I’m one of those guys who starts at the end of the book and reads backwards. So I know how everything ends, and I’m excited to get to the beginning and see how it started. I’ve got your combo New Testament–Old Testament one, so I am at Revelations right now.
Oh, so you know that it ends with Donald Trump riding the whore of Babylon into Jerusalem.
[Sighs.] No, I didn’t. Maybe I got a different Bible?
Spoiler alert.
Thanks for nothing. Why didn’t you lead off with that?
Let me put it to you this way: It’s going to be a really interesting November.
This happens really quickly. He doesn’t even serve.

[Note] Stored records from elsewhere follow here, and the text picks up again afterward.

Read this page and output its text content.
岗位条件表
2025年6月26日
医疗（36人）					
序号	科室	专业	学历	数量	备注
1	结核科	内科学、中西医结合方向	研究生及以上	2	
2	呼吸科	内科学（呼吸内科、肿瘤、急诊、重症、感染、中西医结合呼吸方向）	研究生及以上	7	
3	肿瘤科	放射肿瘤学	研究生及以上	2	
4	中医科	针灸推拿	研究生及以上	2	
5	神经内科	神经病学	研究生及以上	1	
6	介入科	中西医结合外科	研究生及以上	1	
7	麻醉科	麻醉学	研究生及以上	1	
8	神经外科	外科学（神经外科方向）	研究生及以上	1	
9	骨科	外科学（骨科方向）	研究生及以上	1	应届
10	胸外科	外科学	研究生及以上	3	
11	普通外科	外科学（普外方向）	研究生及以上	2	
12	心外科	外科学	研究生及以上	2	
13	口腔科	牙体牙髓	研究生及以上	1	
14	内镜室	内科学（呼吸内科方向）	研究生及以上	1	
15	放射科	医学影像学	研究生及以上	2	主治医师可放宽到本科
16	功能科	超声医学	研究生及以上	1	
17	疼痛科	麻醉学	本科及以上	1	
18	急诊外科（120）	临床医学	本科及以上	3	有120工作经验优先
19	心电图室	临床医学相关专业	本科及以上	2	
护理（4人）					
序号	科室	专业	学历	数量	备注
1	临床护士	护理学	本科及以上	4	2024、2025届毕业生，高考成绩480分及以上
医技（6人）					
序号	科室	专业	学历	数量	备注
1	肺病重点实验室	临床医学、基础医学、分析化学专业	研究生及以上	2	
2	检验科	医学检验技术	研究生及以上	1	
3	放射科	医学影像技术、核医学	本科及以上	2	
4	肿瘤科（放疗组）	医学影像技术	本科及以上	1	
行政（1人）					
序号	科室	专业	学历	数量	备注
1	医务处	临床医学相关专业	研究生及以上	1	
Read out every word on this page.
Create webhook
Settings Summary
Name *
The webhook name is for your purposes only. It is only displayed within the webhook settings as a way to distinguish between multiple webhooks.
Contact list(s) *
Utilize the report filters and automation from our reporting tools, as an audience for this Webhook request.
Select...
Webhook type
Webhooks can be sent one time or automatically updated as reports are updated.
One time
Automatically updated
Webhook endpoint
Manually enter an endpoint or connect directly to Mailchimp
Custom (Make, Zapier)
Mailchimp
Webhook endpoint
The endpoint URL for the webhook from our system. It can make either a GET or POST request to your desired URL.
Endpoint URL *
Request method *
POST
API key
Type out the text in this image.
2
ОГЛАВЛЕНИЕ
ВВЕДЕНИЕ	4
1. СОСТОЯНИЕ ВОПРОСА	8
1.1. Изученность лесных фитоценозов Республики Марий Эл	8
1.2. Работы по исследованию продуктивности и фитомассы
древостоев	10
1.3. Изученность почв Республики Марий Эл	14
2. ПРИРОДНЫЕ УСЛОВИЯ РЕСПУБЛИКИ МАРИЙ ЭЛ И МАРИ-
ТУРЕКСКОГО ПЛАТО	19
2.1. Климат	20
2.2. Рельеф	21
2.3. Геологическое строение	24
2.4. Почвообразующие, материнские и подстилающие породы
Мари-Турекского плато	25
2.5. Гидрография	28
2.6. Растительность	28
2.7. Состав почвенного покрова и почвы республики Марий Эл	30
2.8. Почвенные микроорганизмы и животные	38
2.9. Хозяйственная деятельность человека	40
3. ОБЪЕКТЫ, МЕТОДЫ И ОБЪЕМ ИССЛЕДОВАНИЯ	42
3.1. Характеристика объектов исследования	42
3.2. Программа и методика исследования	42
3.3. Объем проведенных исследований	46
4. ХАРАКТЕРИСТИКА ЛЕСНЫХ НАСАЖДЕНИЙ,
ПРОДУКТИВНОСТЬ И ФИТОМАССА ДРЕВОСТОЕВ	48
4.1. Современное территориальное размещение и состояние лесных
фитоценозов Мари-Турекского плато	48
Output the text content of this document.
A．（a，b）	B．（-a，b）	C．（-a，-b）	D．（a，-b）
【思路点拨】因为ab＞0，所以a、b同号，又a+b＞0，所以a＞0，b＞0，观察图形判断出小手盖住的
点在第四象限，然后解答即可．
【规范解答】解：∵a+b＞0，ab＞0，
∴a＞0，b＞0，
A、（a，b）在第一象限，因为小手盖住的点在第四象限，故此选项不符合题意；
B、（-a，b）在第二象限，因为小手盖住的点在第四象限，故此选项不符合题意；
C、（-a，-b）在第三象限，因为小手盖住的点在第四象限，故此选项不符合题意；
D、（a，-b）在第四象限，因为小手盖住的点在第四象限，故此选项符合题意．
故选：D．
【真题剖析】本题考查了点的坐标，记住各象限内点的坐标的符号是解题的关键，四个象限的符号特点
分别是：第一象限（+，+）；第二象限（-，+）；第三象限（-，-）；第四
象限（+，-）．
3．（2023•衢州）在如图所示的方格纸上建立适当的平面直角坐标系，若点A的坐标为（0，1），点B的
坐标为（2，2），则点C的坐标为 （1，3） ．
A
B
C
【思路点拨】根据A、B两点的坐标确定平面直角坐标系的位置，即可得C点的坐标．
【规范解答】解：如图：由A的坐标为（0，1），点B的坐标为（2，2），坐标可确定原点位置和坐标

November 9th. It’s in Revelations.
I wonder if Trump even realizes that you don’t start serving until January. He’ll win the election and he’ll show up at the White House with his family. And there’s going to be all kinds of trouble, “They won’t let me in. They won’t let me in! That’s how corrupt these people are. They’re locking me out! They want to lock out our ideas!”
[Laughs.] Of course, you just cracked how to make a Donald Trump joke for me, David Cross. You just focus on his delusion is about how it works?
Start from the premise that he truly doesn’t understand how things work.
That makes me happy up here in Maine. You know what I’m going to do? I’m going to have some kind of drink and then have some kind of accident in my barn so I can go back and see my girlfriend again.
Just make sure you’ve got a flask with you. Get that ready before you head to the barn.
This interview has been edited and condensed.